Trayectos.

La fatiga de este viaje a encontrar lo que perdimos se acentúa tras cada curva en la que tú no me esperas.
Mensajes vacíos, preguntas sin respuestas en mi mente: cómo hemos llegado a este punto en el que ya nada queda de lo que fuimos, y seguimos mirando hacía otro lado disimulando como si de lo nuestro no se tratara.
Los rayos de luz que se cuelan entre las nubes me dejan ciega, sólo veo fantasmas tirándome por la espalda, mientras que los que tengo enfrente me preguntan que dónde estás.  Cómo hemos llegado a este punto, en el que nada de lo que hagas tendrá credibilidad. Ojalá lo intentaras de verdad y lucharas tanto como dices por lo nuestro.

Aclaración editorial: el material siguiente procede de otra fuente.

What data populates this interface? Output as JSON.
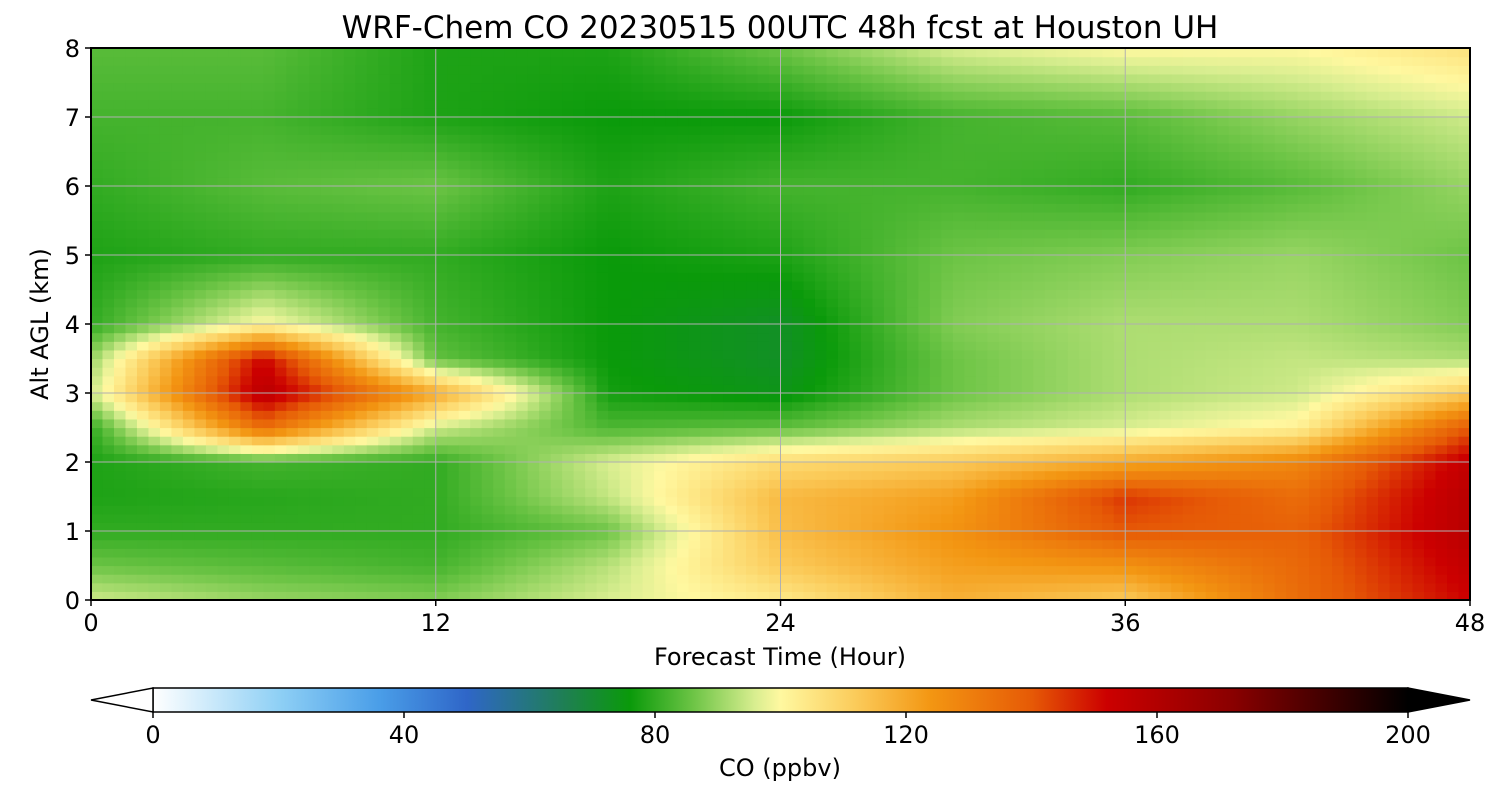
{
  "chart_data": {
    "type": "heatmap",
    "title": "WRF-Chem CO  20230515 00UTC 48h fcst at Houston UH",
    "xlabel": "Forecast Time (Hour)",
    "ylabel": "Alt AGL (km)",
    "xlim": [
      0,
      48
    ],
    "ylim": [
      0,
      8
    ],
    "xticks": [
      "0",
      "12",
      "24",
      "36",
      "48"
    ],
    "yticks": [
      "0",
      "1",
      "2",
      "3",
      "4",
      "5",
      "6",
      "7",
      "8"
    ],
    "grid": true,
    "x_hours": [
      0,
      6,
      12,
      18,
      24,
      30,
      36,
      42,
      48
    ],
    "y_km": [
      0,
      0.5,
      1,
      1.5,
      2,
      2.5,
      3,
      3.5,
      4,
      5,
      6,
      7,
      8
    ],
    "values_ppbv": [
      [
        95,
        90,
        88,
        96,
        104,
        118,
        112,
        135,
        152
      ],
      [
        86,
        84,
        82,
        93,
        112,
        122,
        125,
        136,
        155
      ],
      [
        80,
        80,
        80,
        86,
        115,
        125,
        140,
        138,
        158
      ],
      [
        78,
        79,
        80,
        94,
        116,
        122,
        145,
        135,
        158
      ],
      [
        78,
        82,
        80,
        96,
        108,
        112,
        120,
        128,
        155
      ],
      [
        80,
        135,
        95,
        83,
        85,
        92,
        96,
        102,
        140
      ],
      [
        95,
        158,
        120,
        77,
        74,
        86,
        92,
        95,
        112
      ],
      [
        90,
        152,
        85,
        76,
        72,
        86,
        92,
        94,
        92
      ],
      [
        80,
        100,
        82,
        76,
        72,
        88,
        92,
        92,
        88
      ],
      [
        78,
        80,
        80,
        76,
        78,
        86,
        88,
        90,
        86
      ],
      [
        80,
        84,
        86,
        78,
        82,
        82,
        80,
        84,
        90
      ],
      [
        82,
        82,
        78,
        76,
        76,
        82,
        84,
        90,
        95
      ],
      [
        84,
        84,
        78,
        78,
        86,
        96,
        100,
        100,
        106
      ]
    ],
    "colorbar": {
      "label": "CO  (ppbv)",
      "ticks": [
        "0",
        "40",
        "80",
        "120",
        "160",
        "200"
      ],
      "range": [
        0,
        200
      ],
      "extend": "both",
      "stops": [
        {
          "v": 0,
          "c": "#ffffff"
        },
        {
          "v": 20,
          "c": "#8fd0f5"
        },
        {
          "v": 36,
          "c": "#4a9ee8"
        },
        {
          "v": 50,
          "c": "#2f66c8"
        },
        {
          "v": 66,
          "c": "#1e8050"
        },
        {
          "v": 76,
          "c": "#0a9a0a"
        },
        {
          "v": 86,
          "c": "#6cc445"
        },
        {
          "v": 96,
          "c": "#d9ee90"
        },
        {
          "v": 100,
          "c": "#fff8a0"
        },
        {
          "v": 112,
          "c": "#fbcb5a"
        },
        {
          "v": 124,
          "c": "#f39612"
        },
        {
          "v": 140,
          "c": "#e65a06"
        },
        {
          "v": 152,
          "c": "#cc0000"
        },
        {
          "v": 172,
          "c": "#8a0000"
        },
        {
          "v": 200,
          "c": "#000000"
        }
      ]
    }
  }
}
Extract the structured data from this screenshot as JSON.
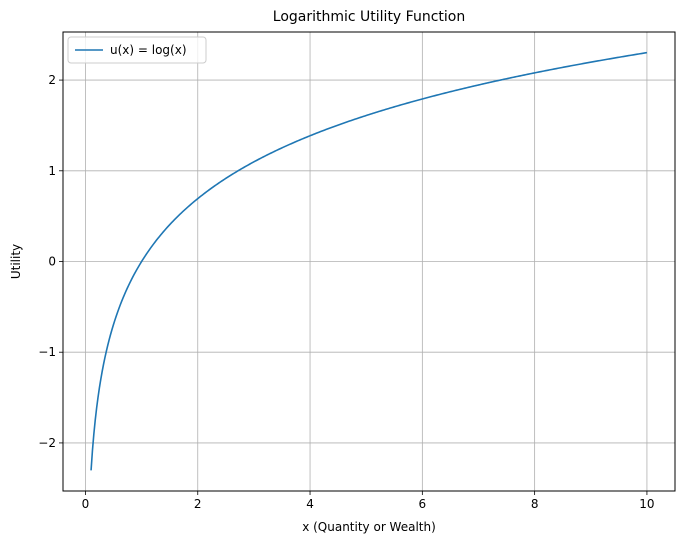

Odio esperar y parece que es lo único que se me da bien hacer, mientras me crujo los dedos y devuelvo en cada esquina, y grito con la mirada y todos los que me escuchan hacen oídos sordos.
Odio esperar, y en cambio lo sigo haciendo mientras me muevo por los días y los momentos esperando a que reacciones de una vez.
Se vuelve a acercar la noche, está acabando otro día, el tiempo y la vida se esfuman, y mientras me dices a ver si vienes a verme, sueño cada noche que cuando voy realmente lo que querías es volver a disimular y no sentirte culpable de que ya nada es igual. Pero yo aquí sigo esperando.